Text analytics represents a leading-edge effort to slot unstructured data -- the written comments, emails, and repair notes that form a large part of the warranty reporting record -- into matrices that can be easily searched and mined for predictive analysis. Attensity has attracted customers as diverse as Whirlpool, Hill Air Force Base, and the Federal Bureau of Investigation. In addition to Attensity, SPSS Inc. (Chicago), ClearForest Corp. (Waltham, MA), and Teragram Corp. (Cambridge, MA) are active in this space.
"The information is available, but there's been no solution to get into a data warehouse and run analytics on it," says Michelle de Haaff, vice president of products and marketing at Attensity.
The Attensity system is based largely on linguistics, and essentially does away with human-generated pre-definition, the time-consuming process by which linguists and knowledge engineers pre-determine text parameters for text-oriented databases. Attensity's proprietary Exhaustive Extraction process creates these parameters automatically by recognizing and processing the key elements of grammar.
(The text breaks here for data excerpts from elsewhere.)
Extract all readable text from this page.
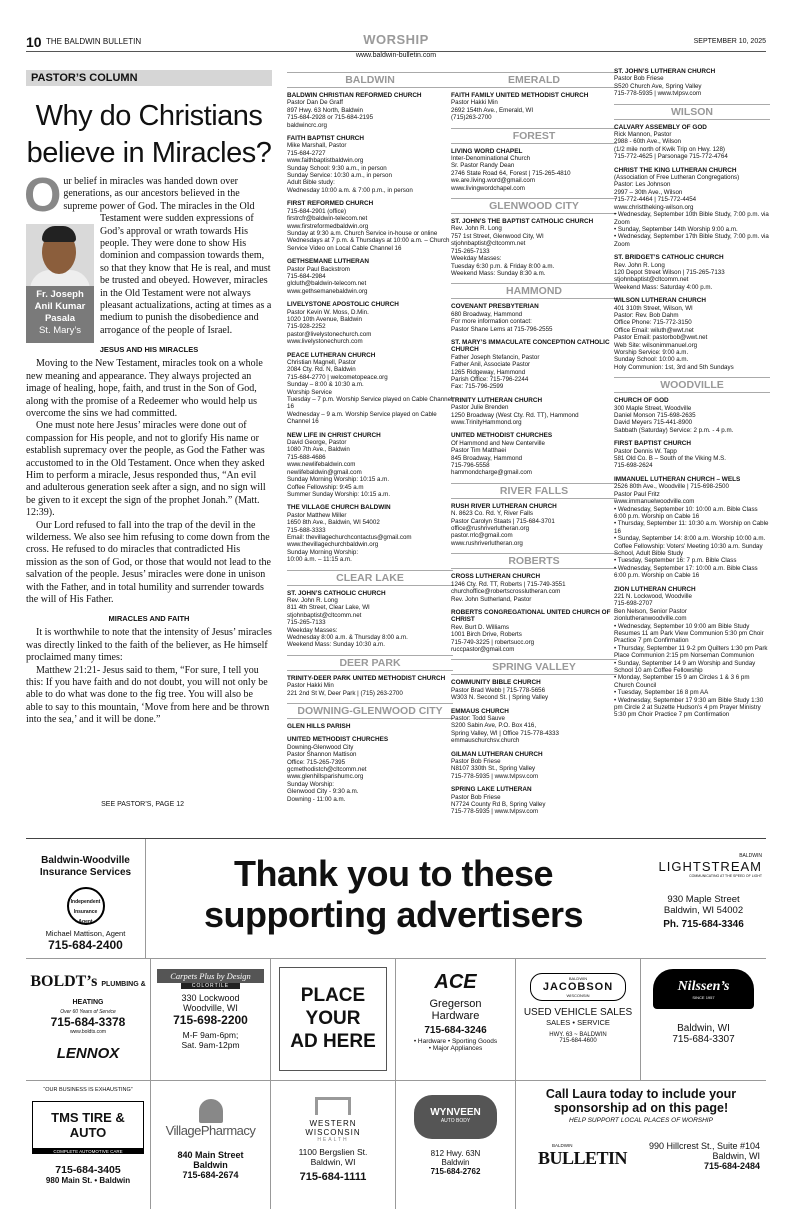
10 THE BALDWIN BULLETIN	WORSHIP
www.baldwin-bulletin.com
SEPTEMBER 10, 2025
PASTOR’S COLUMN
Why do Christians believe in Miracles?
O
Fr. Joseph Anil Kumar Pasala
St. Mary’s
ur belief in miracles was handed down over generations, as our ancestors believed in the supreme power of God. The miracles in the Old Testament were sudden expressions of God’s approval or wrath towards His people. They were done to show His dominion and compassion towards them, so that they know that He is real, and must be trusted and obeyed. However, miracles in the Old Testament were not always pleasant actualizations, acting at times as a medium to punish the disobedience and arrogance of the people of Israel.
JESUS AND HIS MIRACLES
Moving to the New Testament, miracles took on a whole new meaning and appearance. They always projected an image of healing, hope, faith, and trust in the Son of God, along with the promise of a Redeemer who would help us overcome the sins we had committed.
One must note here Jesus’ miracles were done out of compassion for His people, and not to glorify His name or establish supremacy over the people, as God the Father was accustomed to in the Old Testament. Once when they asked Him to perform a miracle, Jesus responded thus, “An evil and adulterous generation seek after a sign, and no sign will be given to it except the sign of the prophet Jonah.” (Matt. 12:39).
Our Lord refused to fall into the trap of the devil in the wilderness. We also see him refusing to come down from the cross. He refused to do miracles that contradicted His mission as the son of God, or those that would not lead to the salvation of the people. Jesus’ miracles were done in unison with the Father, and in total humility and surrender towards the will of His Father.
MIRACLES AND FAITH
It is worthwhile to note that the intensity of Jesus’ miracles was directly linked to the faith of the believer, as He himself proclaimed many times:
Matthew 21:21- Jesus said to them, “For sure, I tell you this: If you have faith and do not doubt, you will not only be able to do what was done to the fig tree. You will also be able to say to this mountain, ‘Move from here and be thrown into the sea,’ and it will be done.”
SEE PASTOR’S, PAGE 12
BALDWIN
BALDWIN CHRISTIAN REFORMED CHURCH
Pastor Dan De Graff
897 Hwy. 63 North, Baldwin
715-684-2928 or 715-684-2195
baldwincrc.org
FAITH BAPTIST CHURCH
Mike Marshall, Pastor
715-684-2727
www.faithbaptistbaldwin.org
Sunday School: 9:30 a.m., in person
Sunday Service: 10:30 a.m., in person
Adult Bible study:
Wednesday 10:00 a.m. & 7:00 p.m., in person
FIRST REFORMED CHURCH
715-684-2901 (office)
firstrcfr@baldwin-telecom.net
www.firstreformedbaldwin.org
Sunday at 9:30 a.m. Church Service in-house or online
Wednesdays at 7 p.m. & Thursdays at 10:00 a.m. – Church Service Video on Local Cable Channel 16
GETHSEMANE LUTHERAN
Pastor Paul Backstrom
715-684-2984
glcluth@baldwin-telecom.net
www.gethsemanebaldwin.org
LIVELYSTONE APOSTOLIC CHURCH
Pastor Kevin W. Moss, D.Min.
1020 10th Avenue, Baldwin
715-928-2252
pastor@livelystonechurch.com
www.livelystonechurch.com
PEACE LUTHERAN CHURCH
Christian Magnell, Pastor
2084 Cty. Rd. N, Baldwin
715-684-2770 | welcometopeace.org
Sunday – 8:00 & 10:30 a.m.
Worship Service
Tuesday – 7 p.m. Worship Service played on Cable Channel 16
Wednesday – 9 a.m. Worship Service played on Cable Channel 16
NEW LIFE IN CHRIST CHURCH
David George, Pastor
1080 7th Ave., Baldwin
715-688-4686
www.newlifebaldwin.com
newlifebaldwin@gmail.com
Sunday Morning Worship: 10:15 a.m.
Coffee Fellowship: 9:45 a.m
Summer Sunday Worship: 10:15 a.m.
THE VILLAGE CHURCH BALDWIN
Pastor Matthew Miller
1650 8th Ave., Baldwin, WI 54002
715-688-3333
Email: thevillagechurchcontactus@gmail.com
www.thevillagechurchbaldwin.org
Sunday Morning Worship:
10:00 a.m. – 11:15 a.m.
CLEAR LAKE
ST. JOHN’S CATHOLIC CHURCH
Rev. John R. Long
811 4th Street, Clear Lake, WI
stjohnbaptist@cltcomm.net
715-265-7133
Weekday Masses:
Wednesday 8:00 a.m. & Thursday 8:00 a.m.
Weekend Mass: Sunday 10:30 a.m.
DEER PARK
TRINITY-DEER PARK UNITED METHODIST CHURCH
Pastor Hakki Min
221 2nd St W, Deer Park | (715) 263-2700
DOWNING-GLENWOOD CITY
GLEN HILLS PARISH
UNITED METHODIST CHURCHES
Downing-Glenwood City
Pastor Shannon Mattison
Office: 715-265-7395
gcmethodistch@cltcomm.net
www.glenhillsparishumc.org
Sunday Worship:
Glenwood City - 9:30 a.m.
Downing - 11:00 a.m.
EMERALD
FAITH FAMILY UNITED METHODIST CHURCH
Pastor Hakki Min
2692 154th Ave., Emerald, WI
(715)263-2700
FOREST
LIVING WORD CHAPEL
Inter-Denominational Church
Sr. Pastor Randy Dean
2746 State Road 64, Forest | 715-265-4810
we.are.living.word@gmail.com
www.livingwordchapel.com
GLENWOOD CITY
ST. JOHN’S THE BAPTIST CATHOLIC CHURCH
Rev. John R. Long
757 1st Street, Glenwood City, WI
stjohnbaptist@cltcomm.net
715-265-7133
Weekday Masses:
Tuesday 6:30 p.m. & Friday 8:00 a.m.
Weekend Mass: Sunday 8:30 a.m.
HAMMOND
COVENANT PRESBYTERIAN
680 Broadway, Hammond
For more information contact:
Pastor Shane Lems at 715-796-2555
ST. MARY’S IMMACULATE CONCEPTION CATHOLIC CHURCH
Father Joseph Stefancin, Pastor
Father Anil, Associate Pastor
1265 Ridgeway, Hammond
Parish Office: 715-796-2244
Fax: 715-796-2599
TRINITY LUTHERAN CHURCH
Pastor Julie Brenden
1250 Broadway (West Cty. Rd. TT), Hammond
www.TrinityHammond.org
UNITED METHODIST CHURCHES
Of Hammond and New Centerville
Pastor Tim Matthaei
845 Broadway, Hammond
715-796-5558
hammondcharge@gmail.com
RIVER FALLS
RUSH RIVER LUTHERAN CHURCH
N. 8623 Co. Rd. Y, River Falls
Pastor Carolyn Staats | 715-684-3701
office@rushriverlutheran.org
pastor.rrlc@gmail.com
www.rushriverlutheran.org
ROBERTS
CROSS LUTHERAN CHURCH
1246 Cty. Rd. TT, Roberts | 715-749-3551
churchoffice@robertscrosslutheran.com
Rev. John Sutherland, Pastor
ROBERTS CONGREGATIONAL UNITED CHURCH OF CHRIST
Rev. Burt D. Williams
1001 Birch Drive, Roberts
715-749-3225 | robertsucc.org
ruccpastor@gmail.com
SPRING VALLEY
COMMUNITY BIBLE CHURCH
Pastor Brad Webb | 715-778-5656
W303 N. Second St. | Spring Valley
EMMAUS CHURCH
Pastor: Todd Sauve
S200 Sabin Ave, P.O. Box 416,
Spring Valley, WI | Office 715-778-4333
emmauschurchsv.church
GILMAN LUTHERAN CHURCH
Pastor Bob Friese
N8107 330th St., Spring Valley
715-778-5935 | www.tvlpsv.com
SPRING LAKE LUTHERAN
Pastor Bob Friese
N7724 County Rd B, Spring Valley
715-778-5935 | www.tvlpsv.com
ST. JOHN’S LUTHERAN CHURCH
Pastor Bob Friese
S520 Church Ave, Spring Valley
715-778-5935 | www.tvlpsv.com
WILSON
CALVARY ASSEMBLY OF GOD
Rick Mannon, Pastor
2988 - 60th Ave., Wilson
(1/2 mile north of Kwik Trip on Hwy. 128)
715-772-4625 | Parsonage 715-772-4764
CHRIST THE KING LUTHERAN CHURCH
(Association of Free Lutheran Congregations)
Pastor: Les Johnson
2997 – 30th Ave., Wilson
715-772-4464 | 715-772-4454
www.christtheking-wilson.org
• Wednesday, September 10th Bible Study, 7:00 p.m. via Zoom
• Sunday, September 14th Worship 9:00 a.m.
• Wednesday, September 17th Bible Study, 7:00 p.m. via Zoom
ST. BRIDGET’S CATHOLIC CHURCH
Rev. John R. Long
120 Depot Street Wilson | 715-265-7133
stjohnbaptist@cltcomm.net
Weekend Mass: Saturday 4:00 p.m.
WILSON LUTHERAN CHURCH
401 310th Street, Wilson, WI
Pastor: Rev. Bob Dahm
Office Phone: 715-772-3150
Office Email: wiluth@wwt.net
Pastor Email: pastorbob@wwt.net
Web Site: wilsonimmanuel.org
Worship Service: 9:00 a.m.
Sunday School: 10:00 a.m.
Holy Communion: 1st, 3rd and 5th Sundays
WOODVILLE
CHURCH OF GOD
300 Maple Street, Woodville
Daniel Monson 715-698-2635
David Meyers 715-441-8900
Sabbath (Saturday) Service: 2 p.m. - 4 p.m.
FIRST BAPTIST CHURCH
Pastor Dennis W. Tapp
581 Old Co. B – South of the Viking M.S.
715-698-2624
IMMANUEL LUTHERAN CHURCH – WELS
2526 80th Ave., Woodville | 715-698-2500
Pastor Paul Fritz
www.immanuelwoodville.com
• Wednesday, September 10: 10:00 a.m. Bible Class 6:00 p.m. Worship on Cable 16
• Thursday, September 11: 10:30 a.m. Worship on Cable 16
• Sunday, September 14: 8:00 a.m. Worship 10:00 a.m. Coffee Fellowship: Voters’ Meeting 10:30 a.m. Sunday School, Adult Bible Study
• Tuesday, September 16: 7 p.m. Bible Class
• Wednesday, September 17: 10:00 a.m. Bible Class 6:00 p.m. Worship on Cable 16
ZION LUTHERAN CHURCH
221 N. Lockwood, Woodville
715-698-2707
Ben Nelson, Senior Pastor
zionlutheranwoodville.com
• Wednesday, September 10 9:00 am Bible Study Resumes 11 am Park View Communion 5:30 pm Choir Practice 7 pm Confirmation
• Thursday, September 11 9-2 pm Quilters 1:30 pm Park Place Communion 2:15 pm Norseman Communion
• Sunday, September 14 9 am Worship and Sunday School 10 am Coffee Fellowship
• Monday, September 15 9 am Circles 1 & 3 6 pm Church Council
• Tuesday, September 16 8 pm AA
• Wednesday, September 17 9:30 am Bible Study 1:30 pm Circle 2 at Suzette Hudson’s 4 pm Prayer Ministry 5:30 pm Choir Practice 7 pm Confirmation
Baldwin-Woodville Insurance Services
Independent Insurance Agent
Michael Mattison, Agent
715-684-2400
Thank you to these
supporting advertisers
BALDWIN
LIGHTSTREAM
COMMUNICATING AT THE SPEED OF LIGHT
930 Maple Street
Baldwin, WI 54002
Ph. 715-684-3346
BOLDT’s PLUMBING & HEATING
Over 60 Years of Service
715-684-3378
www.boldts.com
LENNOX
Carpets Plus by Design
COLORTILE
330 Lockwood
Woodville, WI
715-698-2200
M-F 9am-6pm;
Sat. 9am-12pm
PLACE
YOUR
AD HERE
ACE
Gregerson
Hardware
715-684-3246
• Hardware • Sporting Goods
• Major Appliances
BALDWIN
JACOBSON
WISCONSIN
USED VEHICLE SALES
SALES • SERVICE
HWY. 63 ~ BALDWIN
715-684-4600
Nilssen’s
SINCE 1957
Baldwin, WI
715-684-3307
“OUR BUSINESS IS EXHAUSTING”
TMS TIRE & AUTO
COMPLETE AUTOMOTIVE CARE
715-684-3405
980 Main St. • Baldwin
VillagePharmacy
840 Main Street
Baldwin
715-684-2674
WESTERN
WISCONSIN
HEALTH
1100 Bergslien St.
Baldwin, WI
715-684-1111
WYNVEEN
AUTO BODY
812 Hwy. 63N
Baldwin
715-684-2762
Call Laura today to include your
sponsorship ad on this page!
HELP SUPPORT LOCAL PLACES OF WORSHIP
BALDWIN
BULLETIN
990 Hillcrest St., Suite #104
Baldwin, WI
715-684-2484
Historical data determines how the matrix is populated, not the before-the-fact suppositions of knowledge engineers.
Hence, the Attensity system takes the note, "Black mold growing on foundation in high humidity," recognizes the elements of grammar, and breaks it into categorical components: Issue: Black Mold; Location: Foundation, Cause: Humidity.
If there are no pre-definitions for mold, the Attensity system creates them. The result is a system that can identify problems that knowledge engineers might never define or foresee. The system can also be geared to recognize anomalies before they become statistically significant.